Bientôt le numéro 17 de la revue sonore SONATURA !

Le prochain opus de la revue sonore Sonatura, la seule du genre, est presque prêt ! Ce numéro suit de peu le n° 16 qui nous emmenait autour du monde comme à l’accoutumée.
Ce CD 17 quant à lui veut témoigner d’un événement singulier : celui du silence des hommes au temps d’un confinement qui restera gravé dans nos mémoires et sinon, dans les “sillons” de ce disque.

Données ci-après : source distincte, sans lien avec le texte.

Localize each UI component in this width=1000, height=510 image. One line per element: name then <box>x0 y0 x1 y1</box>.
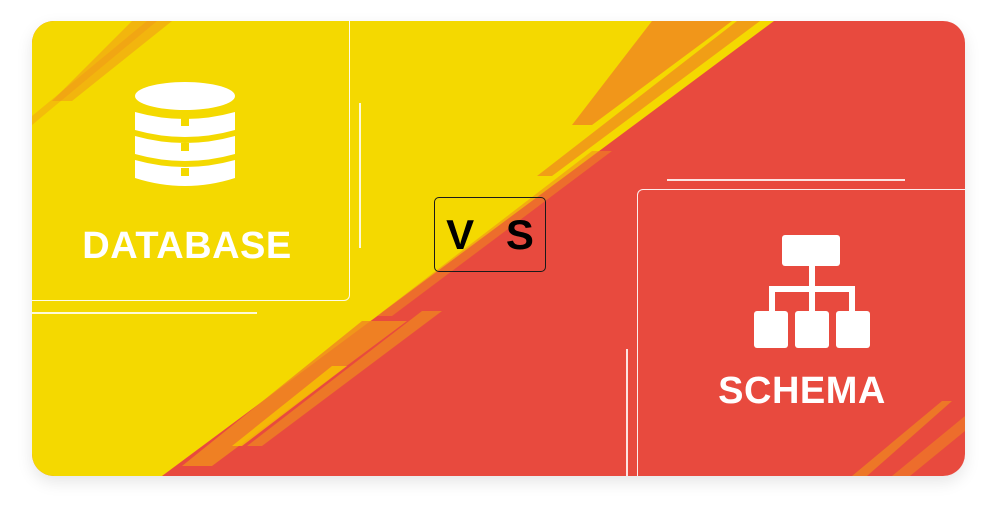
divider-line <box>626 349 628 476</box>
divider-line <box>359 103 361 248</box>
divider-line <box>667 179 905 181</box>
database-label: DATABASE <box>82 225 292 267</box>
vs-text: V S <box>446 210 544 258</box>
database-icon <box>135 82 235 186</box>
schema-label: SCHEMA <box>718 370 886 412</box>
comparison-banner: DATABASE V S SCHEMA <box>32 21 965 476</box>
hierarchy-icon <box>754 235 870 348</box>
divider-line <box>32 312 257 314</box>
vs-badge: V S <box>434 197 546 272</box>
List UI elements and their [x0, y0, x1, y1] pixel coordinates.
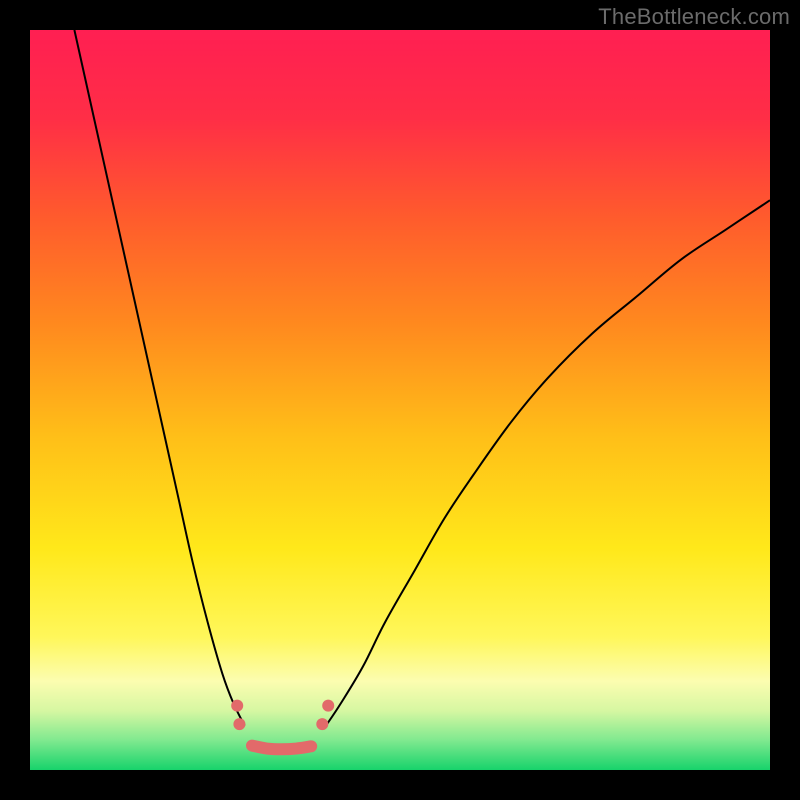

Ce CD 17 regroupe pour la première fois sur un CD entièrement dédié le projet de “communion”sonore autour d’un jour unique du 3 mai 2020 à la fois jour :- l’aube de l’”international dawn chorus day” animé par les ornithologues anglophones mais désormais mondialement promu- et l’un des derniers dimanches de plein confinement ! Une idée de rassembler virtuellement nos membres pendant le confinement et à travers toute la France et même à l’étranger.
Certains d’entre nous savent combien pendant cette période de calme et de retrait du tumulte des humains, la population a redécouvert le chant des oiseaux et combien elle a été en demande de cette voix naturelle et de la sérénité de la nature… Ce disque sera donc le témoignage communiquant aux monde la beauté de la nature quand le monde des hommes se met en veille pour lui laisser la parole…
Comme les précédents, ce numéro est lancé en souscription à 12 € pour les non-membres ; 10 € pour les membres et il est rappelé que l’adhésion pour devenir membre peut être payée en même temps pour bénéficier du tarif membre. L’adhésion coûte 10 €. Elle permet de financer la tenue du site Internet, des frais bancaires de l’association, d’assurance, des frais d’organisation des rassemblements, etc. Elle est un soutien à notre action.
Voici le lien pour télécharger la fiche de souscription/adhésion accessible dans l’onglet ci-dessus :http://audioblog.sonatura.com/?page_id=2638

D’ici là, je vous souhaite une bonne écoute des CD de la revue, du blog ou des séquences partagées sur FaceBooket me tiens à votre écoute pour toute question !
Pour Sonatura : Pascal DHUICQ, président.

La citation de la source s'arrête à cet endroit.